- Publisher: Datamost
- Programmer: Paul Lowrance
- Artist: Art Huff (title screen)
- Platform: Apple II
- Release: 1983
- Genre: Scrolling shooter
- Mode: Single-player

= Cavern Creatures =

1983 video game

Cavern Creatures is a vertically scrolling shooter for the Apple II written by Paul Lowrance and published by Datamost in 1983. The title screen artwork is by Art Huff. The game is similar to the 1981 game Caverns of Mars for the Atari 8-bit computers.

==Gameplay==

The player controls a small craft, navigating it through a series of winding caverns and tunnels while shooting or avoiding obstacles. The caverns scroll from the bottom of the screen to the top at a fixed speed, so the player must always move forward.

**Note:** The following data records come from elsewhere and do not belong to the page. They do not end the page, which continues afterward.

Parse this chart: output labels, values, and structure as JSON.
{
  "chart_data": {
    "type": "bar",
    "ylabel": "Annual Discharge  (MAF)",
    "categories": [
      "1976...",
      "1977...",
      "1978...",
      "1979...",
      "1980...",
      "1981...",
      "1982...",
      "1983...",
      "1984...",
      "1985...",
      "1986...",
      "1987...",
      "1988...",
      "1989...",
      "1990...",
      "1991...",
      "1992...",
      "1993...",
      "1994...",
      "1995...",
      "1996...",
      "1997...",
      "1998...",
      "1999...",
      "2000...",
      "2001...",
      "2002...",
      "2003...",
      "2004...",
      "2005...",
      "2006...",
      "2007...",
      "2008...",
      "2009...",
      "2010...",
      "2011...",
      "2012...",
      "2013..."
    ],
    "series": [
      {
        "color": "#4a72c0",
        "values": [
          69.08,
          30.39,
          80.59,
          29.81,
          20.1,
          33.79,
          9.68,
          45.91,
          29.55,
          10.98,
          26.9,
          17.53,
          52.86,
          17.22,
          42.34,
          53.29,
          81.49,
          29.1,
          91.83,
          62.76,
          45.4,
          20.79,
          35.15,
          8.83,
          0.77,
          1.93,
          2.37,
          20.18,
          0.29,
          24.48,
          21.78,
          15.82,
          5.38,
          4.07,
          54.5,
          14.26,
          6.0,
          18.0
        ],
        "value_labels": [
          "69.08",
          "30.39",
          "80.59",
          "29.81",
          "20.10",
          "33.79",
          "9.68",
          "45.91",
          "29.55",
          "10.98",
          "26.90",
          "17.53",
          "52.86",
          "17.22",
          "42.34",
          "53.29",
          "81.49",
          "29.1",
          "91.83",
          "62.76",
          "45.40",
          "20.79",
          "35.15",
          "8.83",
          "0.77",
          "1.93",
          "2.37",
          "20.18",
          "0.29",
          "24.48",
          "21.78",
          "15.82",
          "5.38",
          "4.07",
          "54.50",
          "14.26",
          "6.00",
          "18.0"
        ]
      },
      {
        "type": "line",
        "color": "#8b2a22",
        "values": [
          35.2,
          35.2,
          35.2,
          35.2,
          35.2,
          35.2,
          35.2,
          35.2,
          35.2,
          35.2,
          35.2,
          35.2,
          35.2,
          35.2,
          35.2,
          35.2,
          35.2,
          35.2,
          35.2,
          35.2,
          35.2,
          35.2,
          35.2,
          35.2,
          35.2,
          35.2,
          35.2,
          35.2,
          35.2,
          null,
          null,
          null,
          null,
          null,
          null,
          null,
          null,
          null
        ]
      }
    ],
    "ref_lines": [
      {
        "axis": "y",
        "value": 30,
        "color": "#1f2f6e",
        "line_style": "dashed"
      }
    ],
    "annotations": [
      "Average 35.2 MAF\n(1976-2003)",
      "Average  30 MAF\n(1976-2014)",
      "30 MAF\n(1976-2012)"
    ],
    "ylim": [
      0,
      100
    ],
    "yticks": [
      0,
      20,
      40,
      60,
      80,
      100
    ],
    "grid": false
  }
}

The obstacles filling the tunnels are mostly the eponymous "creatures" and appear as simple icons like smiley faces, floppy diskettes, birds, eyes, apples, bunches of grapes, Pac-Man ghosts, baseball hats, turrets, etc. Many of these objects are animated, but they do not actually move about. The player's craft fires bolts of energy simultaneously in three directions (left, right and forward) that destroy the creatures but consume the ship's energy, tracked by a green bar at the bottom of the screen. Energy is replenished by shooting occasional "tanks" on the tunnel walls.

Special objects in the caverns include indestructible Rubik's Cube-like boxes that can be shot to gain extra points, indestructible wriggling snakes (one of the cavern's few mobile opponents), and pulsing energy barriers.

The craft is destroyed if it strikes any object or the cavern wall; a new one can be put back into play at any position on the screen. The game ends when the last craft is destroyed or when the player beats the final challenge. The game's introduction promises that "the end battle will be a surprise that no one can miss."

==Reception==
Softline noted Cavern Creatures resemblance to the Atari 8-bit game Caverns of Mars and called the graphics "top-notch" and "wonderful". The magazine concluded that it "combines the best action of maze games with the excitement and challenge of the arcade".

Computer Gaming World wrote, "This is a case of 'The box artwork has little to do with the game'. The 'creatures' in this game are an assortment of symbols...but not the green meany on the box cover," and also "The underground city looks nice, the game is so-so."